I think something that has been talked about is that the Trump administration could invoke something called Section 899 as a means to tax foreign payments related to treasuries. This was thought very unlikely it would amount to a technical default. So it is possible, but the general view was that the Trump administration wouldn't do that. So I think overall no great sense of panic about the fiscal situation. Obviously everybody knows it's there and it's the sort of elephant in the room, but hopefully it won't cause any panic in markets and you do have this nice partial offset because the tariff revenues are probably exceeding expectations at the moment.
Sam Jochim:
Great. So I guess if we kind of summarising then, are there any key risks that you think about with the US economy next year that we've not spoken about or that were brought up in your meetings in Washington that don't get such large media coverage as the other issues we've discussed today?
Daniel Murray:
I think we've talked about the main point. So I think this issue over delayed impact to tariffs is probably the main risk that people were talking about. I guess there's also implicitly a risk that this AI unwind has an impact that if these investment levels aren't sustained, then growth is just much lower and that will clearly have second round impacts for the economy more broadly. And I think of course there's always the risk that this incipient and rather gentle labour market weakness that we're seeing in the US, which is nothing to worry about at the moment, pretty, it's in the context of labour markets that remain pretty strong in aggregate, but there is a risk that accelerates for some reason. So companies perhaps you can imagine a situation where the Supreme Court rules the tariffs illegal, that creates more uncertainty, companies then defer and delay hiring decisions, they defer and delay CapEx decisions.
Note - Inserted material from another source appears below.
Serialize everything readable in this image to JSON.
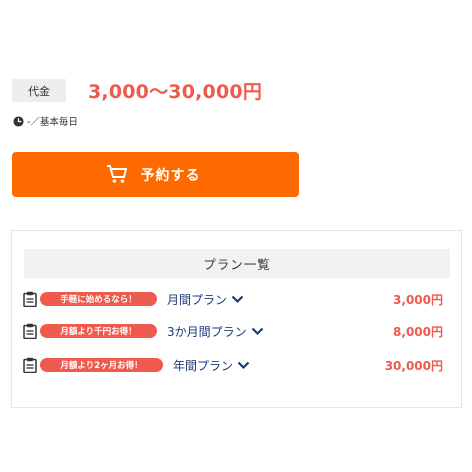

And if a sufficient number of companies do that in aggregate, then that creates a negative macro impulse which could cause a recession. So I think the problem with recessions is they're always very difficult to spot in advance. You never know what's what, but that is a possibility. Something else we did discuss with a couple of people was private credit markets, and that's clearly a hot topic as well at the moment, and that would've a risk to markets and by implication a risk to the economy. But I think in as much as we spoke about this with people, the general mood was that there was no sense of panic and that as much as there was information on it, it didn't look as bad as perhaps some of the media reports were suggesting.
Sam Jochim:
Great. Thanks very much, Daniel. There's some really interesting points you raised there. Sounds like you had a very fruitful trip to the US with some great discussions. So that wraps up this episode of Beyond the Benchmark. Thank you very much for listening and we look forward to you listening into future podcasts.